Students and Mental Health

The year 2020 for the students was disastrous for many reasons. Proms were cancelled. Sport events and many academic competitions were cancelled. Students were dismayed by the sudden transition into the online learning environment. However, the most destructive and painful to the students was mental health.


For the years before the Covid-19, mental health issues among students have been undeniably harming students. Students, particularly highschool students, are extremely vulnerable to mental health disorders as they experience their first mental disorders and become clueless without understanding and accepting those feelings. Encountering their first mental instability, students still have to deal with academic pressure and social expectations around their peers.


To understand mental disorders deeply, I have reached out to my school Mental health Specialist, Maureen Muir .


“Two main mental health diagnoses that I see the most are depression and anxiety,” she said and listed symptoms. Sleeping disorder, lack of motivation, appetite changes, mood fluctuation, and so on. The impact of mental health stretches over every aspect of our daily life; every decision we make is interconnected with our status of mental health.


What was even more shocking was her later remarks about how mental health affects even physical health of the students.


“If students are not totally aware of mental health concerns that they have, actually a lot of primary care doctors see this too. People come with headaches, stomachaches, and racing hearts.”


These are small but consequential changes to our bodies and mindset. Without mental health awareness, these changes will subconsciously drives students into serious development; most notably, suicide has been the second leading cause of teenagers’ death for many years, and the teen suicide rates has been growing at an alarming speed over the past 10 years.

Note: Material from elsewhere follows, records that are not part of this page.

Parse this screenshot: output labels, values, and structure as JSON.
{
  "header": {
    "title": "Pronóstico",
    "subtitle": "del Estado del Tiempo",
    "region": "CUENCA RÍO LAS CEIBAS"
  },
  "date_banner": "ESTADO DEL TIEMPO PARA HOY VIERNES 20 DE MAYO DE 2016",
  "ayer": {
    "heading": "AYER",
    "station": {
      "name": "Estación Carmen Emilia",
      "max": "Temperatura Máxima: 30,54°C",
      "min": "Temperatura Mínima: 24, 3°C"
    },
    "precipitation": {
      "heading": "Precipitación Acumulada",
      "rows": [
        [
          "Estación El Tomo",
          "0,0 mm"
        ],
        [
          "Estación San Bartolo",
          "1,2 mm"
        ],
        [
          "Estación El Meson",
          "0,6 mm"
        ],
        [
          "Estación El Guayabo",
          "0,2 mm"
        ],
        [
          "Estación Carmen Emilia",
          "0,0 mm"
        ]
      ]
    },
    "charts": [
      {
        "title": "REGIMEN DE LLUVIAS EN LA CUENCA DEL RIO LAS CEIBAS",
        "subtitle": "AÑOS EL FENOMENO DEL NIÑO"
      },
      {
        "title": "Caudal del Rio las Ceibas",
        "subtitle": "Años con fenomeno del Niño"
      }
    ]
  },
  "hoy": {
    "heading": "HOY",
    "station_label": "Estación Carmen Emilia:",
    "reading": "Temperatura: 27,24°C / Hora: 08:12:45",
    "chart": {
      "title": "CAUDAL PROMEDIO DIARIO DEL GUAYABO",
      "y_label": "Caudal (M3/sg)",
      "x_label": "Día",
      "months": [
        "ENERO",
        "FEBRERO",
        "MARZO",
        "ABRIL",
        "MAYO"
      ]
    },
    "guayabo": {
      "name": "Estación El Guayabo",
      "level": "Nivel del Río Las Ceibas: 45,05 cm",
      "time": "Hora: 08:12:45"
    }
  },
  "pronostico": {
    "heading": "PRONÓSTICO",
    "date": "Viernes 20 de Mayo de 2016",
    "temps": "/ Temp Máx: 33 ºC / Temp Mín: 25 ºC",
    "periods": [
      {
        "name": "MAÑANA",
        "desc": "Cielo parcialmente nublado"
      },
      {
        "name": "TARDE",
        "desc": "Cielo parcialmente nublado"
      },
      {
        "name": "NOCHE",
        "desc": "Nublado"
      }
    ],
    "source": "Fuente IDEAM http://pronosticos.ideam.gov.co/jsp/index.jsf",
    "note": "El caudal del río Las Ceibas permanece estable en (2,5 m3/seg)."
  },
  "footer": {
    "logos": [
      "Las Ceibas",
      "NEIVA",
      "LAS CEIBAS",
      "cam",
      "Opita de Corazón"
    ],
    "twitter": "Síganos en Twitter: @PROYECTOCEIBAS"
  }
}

Coronavirus outbreak not just added but aggressively poured the fuels for mental illness for students. Suffering from an unexpected transition to a learning environment and severe social isolation from their peers, more than 75% students answered that their mental health deteriorated after the covid-19.


Depressingly, students often find themselves failed to reach out to necessary treatments, as gruesome inequality pervades throughout the mental health treatments. Placement of mental health specialists like Muir at school for students to consult with is not consistent and ultimately depends on independent school budgets not state or federal level.


There is a strong need in establishing structure essential for taking care of students with treatable mental disorders. Without quick and reliable intervention, students, falling deep into the trap of mental disorders, will have no chance of ever coming back.